One final thing, Bathsheba is never named in this part of the Old Testament story. The woman who washes Jesus' feet is never named. Yet, she is held up as an example for all the men. In the Old Testament, women were not considered full people. Bathsheba had no say about who she married. It was revolutionary that Jesus should see women as people, and even hold them up as examples of faith. The point of the Gospel, isn't that women are better than men, but that the outsider, the one everyone dismisses, has value in Jesus' eyes. This story is about seeing one another as fully human, as important and valuable as we are. At the end of this story in Luke, I always give a cheer because he talks about the Disciples and also some of the women who were with Jesus, and he starts naming them.
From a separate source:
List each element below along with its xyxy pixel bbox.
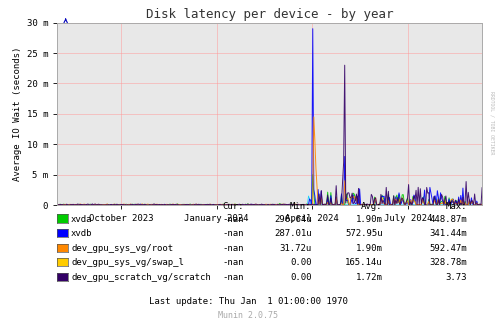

Mary Magdalene, Joanna, Susanna, Stargazer from the Burnside Bridge, and Phylicia and Chloe, two transgender women I met at Synod Assembly. These are people, who have names, who have value to Jesus, and who are part of our community, who help make us whole, who teach us compassion and faith, and who we are to learn from and look up to. Whoever you are, God calls you by name. You matter in the Kingdom of God. Jesus not only tolerates you following him around, but welcomes your company, expects you to be there, because Jesus needs each of us with our full humanity, all our gratefulness and praise, to help reshape this world into one where each person is valued as fully human and each of us grows beyond our own desires toward compassion and love.